Jakarta, FSPMI- Ketua Divisi Aksi Nasional Federasi Serikat Pekerja Metal Indonesia M. Nur Fahrozi mengatakan para buruh miliki alasan khusus ikut turun ke jalan mendukung Komisi Pemberantasan Korupsi. Menurut Fahrozi, kriminalisasi terhadap KPK bisa berdampak langsung pada memburuknya tingkat kesejahteraan buruh.

Anggota Garda Metal Saat Melakukan Aksi Dukung KPK di acara Car Free Day ( Foto : Ocha / Tim Media FSPMI )
Anggota Garda Metal Saat Melakukan Aksi Dukung KPK di acara Car Free Day ( Foto : Ocha / Tim Media FSPMI )

“Koruptor itu kebanyakan pengusaha yang menindas kaum buruh,” kata Fahrozi di Bundaran Hotel Indonesia, Jakarta Pusat, Ahad, 8 Februari 2015.

Fahrozi menjelaskan banyak pengusaha yang terlibat melakukan korupsi seperti memberikan suap pada penegak hukum.

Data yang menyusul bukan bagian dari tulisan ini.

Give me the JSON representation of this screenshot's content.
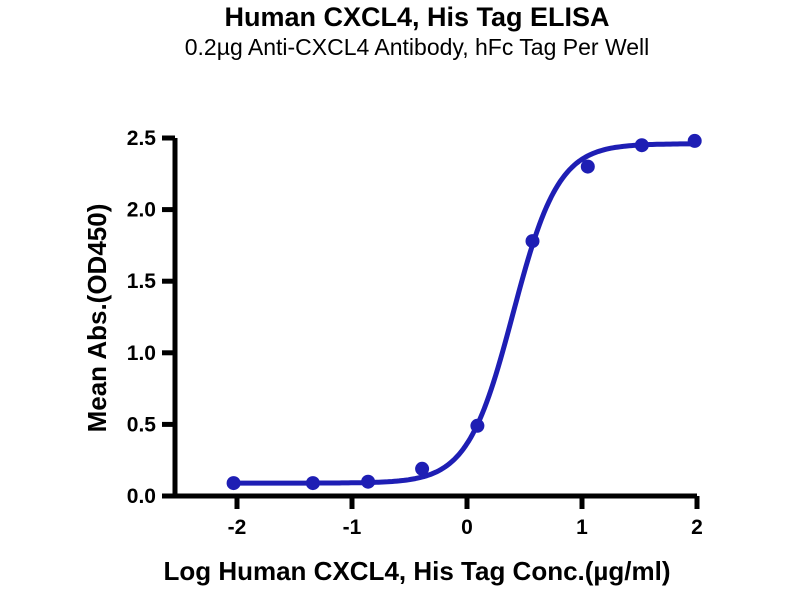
{
  "page": {
    "title": "Human CXCL4, His Tag ELISA",
    "subtitle": "0.2µg Anti-CXCL4 Antibody, hFc Tag Per Well"
  },
  "chart_data": {
    "type": "scatter",
    "title": "Human CXCL4, His Tag ELISA",
    "subtitle": "0.2µg Anti-CXCL4 Antibody, hFc Tag Per Well",
    "xlabel": "Log Human CXCL4, His Tag Conc.(µg/ml)",
    "ylabel": "Mean Abs.(OD450)",
    "xlim": [
      -2.55,
      2.0
    ],
    "ylim": [
      0,
      2.5
    ],
    "x_ticks": [
      -2,
      -1,
      0,
      1,
      2
    ],
    "x_tick_labels": [
      "-2",
      "-1",
      "0",
      "1",
      "2"
    ],
    "y_ticks": [
      0,
      0.5,
      1,
      1.5,
      2,
      2.5
    ],
    "y_tick_labels": [
      "0.0",
      "0.5",
      "1.0",
      "1.5",
      "2.0",
      "2.5"
    ],
    "grid": false,
    "legend": null,
    "series": [
      {
        "name": "Human CXCL4, His Tag",
        "x": [
          -2.03,
          -1.34,
          -0.86,
          -0.39,
          0.09,
          0.57,
          1.05,
          1.52,
          1.98
        ],
        "y": [
          0.09,
          0.09,
          0.1,
          0.19,
          0.49,
          1.78,
          2.3,
          2.45,
          2.48
        ]
      }
    ],
    "fit_curve": {
      "model": "4PL sigmoid",
      "bottom": 0.09,
      "top": 2.46,
      "logEC50": 0.4,
      "hillslope": 2.2,
      "x_start": -2.03,
      "x_end": 1.98
    },
    "colors": {
      "curve": "#1e1eb4",
      "axis": "#000000",
      "text": "#000000",
      "background": "#ffffff"
    }
  }
}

Fahrozi mencontohkan kasus suap yang melibatkan hakim Pengadilan Hubungan Industrial Bandung, Imas Dianasari, pada 2011.

Anggota FSPMI memberikan Dukungan Untuk KPK pada saat carfreeday  ( foto : Supriyadi Irpus )
Anggota FSPMI memberikan Dukungan Untuk KPK pada saat carfreeday ( foto : Supriyadi Irpus )

Pada 30 Juni 2011, Imas Dianasari dan Manajer Administrasi PT Onamba Indonesia Odi Juanda tertangkap tangan petugas KPK di halaman parkir Cafe La Ponyo, Jalan Cinunuk, Bandung, pada 30 Juni 2011. Ketika itu, KPK menyita barang bukti uang sebesar Rp 200 juta dari tangan Imas. Ini terkait dengan persidangan sengketa PT Onamba melawan pegawainya.

Buruh, kata Nur Fahrozi, mengancam akan melakukan mogok nasional jika Presiden Joko Widodo tetap melantik Komisaris Jenderal Budi Gunawan. Fahrozi mencontohkan, buruh pernah melakukan aksi demonstrasi dengan menutup kawasan industri hingga jalan tol. “Kami bisa melakukan hal yang sama, jika pelantikan tetap dilakukan.”

Seperti diberitakan, publik menunggu keputusan Presiden Joko Widodo mengenai pelantikan calon tunggal Kapolri, Komjen Budi Gunawan. Jokowi menjanjikan akan mengambil keputusan soal ini pada pekan depan setelah kembali dari lawatan ke tiga negara ASEAN, yang rampung pada pekan ini.

Menurut pantauan Tempo, buruh yang tergabung dalam Federasi Serikat Pekerja Metal Indonesia melakukan demonstrasi dengan menggunakan kaus hitam lengan panjang. Selain itu, buruh yang berjumlah mencapai 300 orang itu membawa spanduk dengan tulisan ‘Kami Tak Akan Berhenti Mendukung KPK Demi Keadilan’. Walaupun hujan, demonstran tetap melakukan long march dan orasi di Bundaran HI.